On Monday, Lopez Obrador confirmed he would not attend the gathering after Washington refused to host the left-leaning leaders of Nicaragua, Venezuela and Cuba.
During a parliament address later in the day, Maduro said “we express our admiration for the clarity and courage of the President of Mexico”.
Maduro also supported Lopez Obrador’s calls to “leave the world of sanctions, blockades, exclusions and discrimination coming from the US.”
“Unfortunately, it is the US government itself that has punctured the so-called summit, which has already made that summit fail,” the Venezuelan leader said. In his view, “it has no agenda, it has no theme, it has no decision points, it has nothing to link that meeting to the problems and issues of interest and priority of the people of the Americas.”
Maduro also stated that despite his country not being present at the summit, Venezuela’s interests would still be represented by Argentine President Alberto Fernandez who is said to bring the voices of Latin America and the Caribbean to the meeting.
“President Fernandez is a brave man, who defends what he believes in; and he is against exclusion,” added Maduro.
The Venezuelan leader then offered to host “sooner rather than later” a meeting of the Community of Latin American and Caribbean States (CELAC).
“It will have to be CELAC, President Alberto Fernandez, it will have to be the Community of Latin American States, chaired by you, [that] convenes, with an agenda of priority issues of maximum interest to our people… where the 33 countries of Latin America and the Caribbean will convene and President Joe Biden is invited,” he said.

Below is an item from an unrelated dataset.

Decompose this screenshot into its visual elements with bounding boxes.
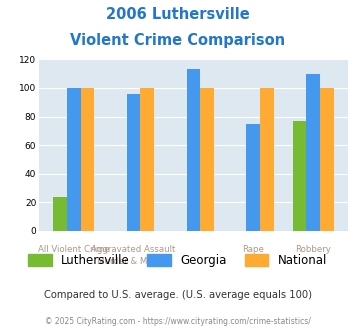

Mexico’s president said that he would be sending Foreign Secretary Marcelo Ebrard to the summit in Los Angeles, which started Monday and is set to run through June 10. The announcement comes despite an earlier warning that he would pull out of the gathering unless all countries in the region were permitted to attend.
Other Latin American leaders have also decided to skip the summit, such as Honduran President Xiomara Castro, Bolivian President Luis Arce and Guatemala’s Alejandro Giammattei.